History

United States
- Name: USS Speedway
- Namesake: Previous name retained
- Builder: Gas Engine & Power Company and Charles L. Seabury Company, Morris Heights, the Bronx, New York
- Acquired: May 2, 1917
- Commissioned: May 3, 1917
- Fate: Returned to owner February 14, 1919
- Notes: Operated as private motorboat Speedway until 1917 and from 1919

General characteristics
- Type: Patrol vessel
- Tonnage: 15 gross register tons
- Length: 52 ft (16 m)
- Beam: 11 ft 3 in (3.43 m)
- Draft: 3 ft (0.91 m) aft
- Speed: 16 miles per hour
- Armament: 1 × 1-pounder gun; 1 × .30-caliber (7.62-mm) machine gun;

= USS Speedway =

Patrol vessel of the United States Navy

USS Speedway (SP-407) was a United States Navy patrol vessel in commission from 1917 to 1919.

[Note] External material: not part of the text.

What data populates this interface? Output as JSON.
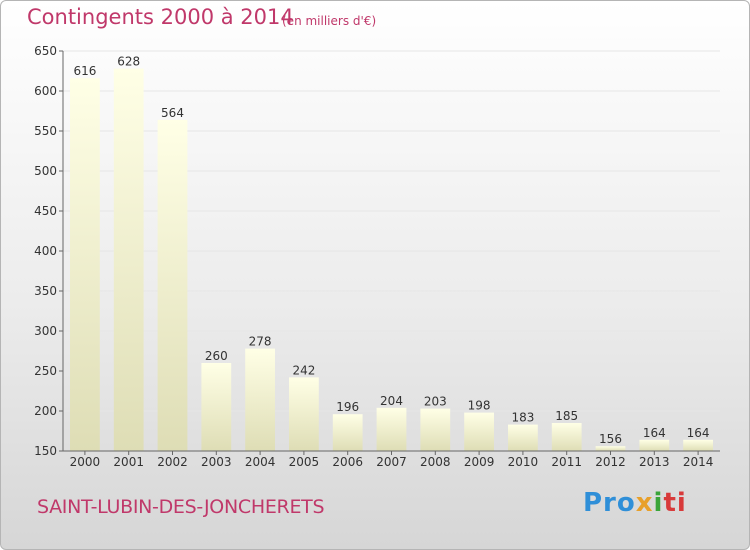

Speedway was built as a private motorboat of the same name by the Gas Engine & Power Company and the Charles L. Seabury Company at Morris Heights in the Bronx, New York.
On May 2, 1917, the U.S. Navy acquired her under a free lease from her owner, W. Blair of New York City, for use as a section patrol boat during World War I. She was commissioned as USS Speedway (SP-407) on May 3.

Speedway served on patrol duties along the Mid-Atlantic coast of the United States through the end of World War I. The Navy returned her to her owner on February 14, 1919.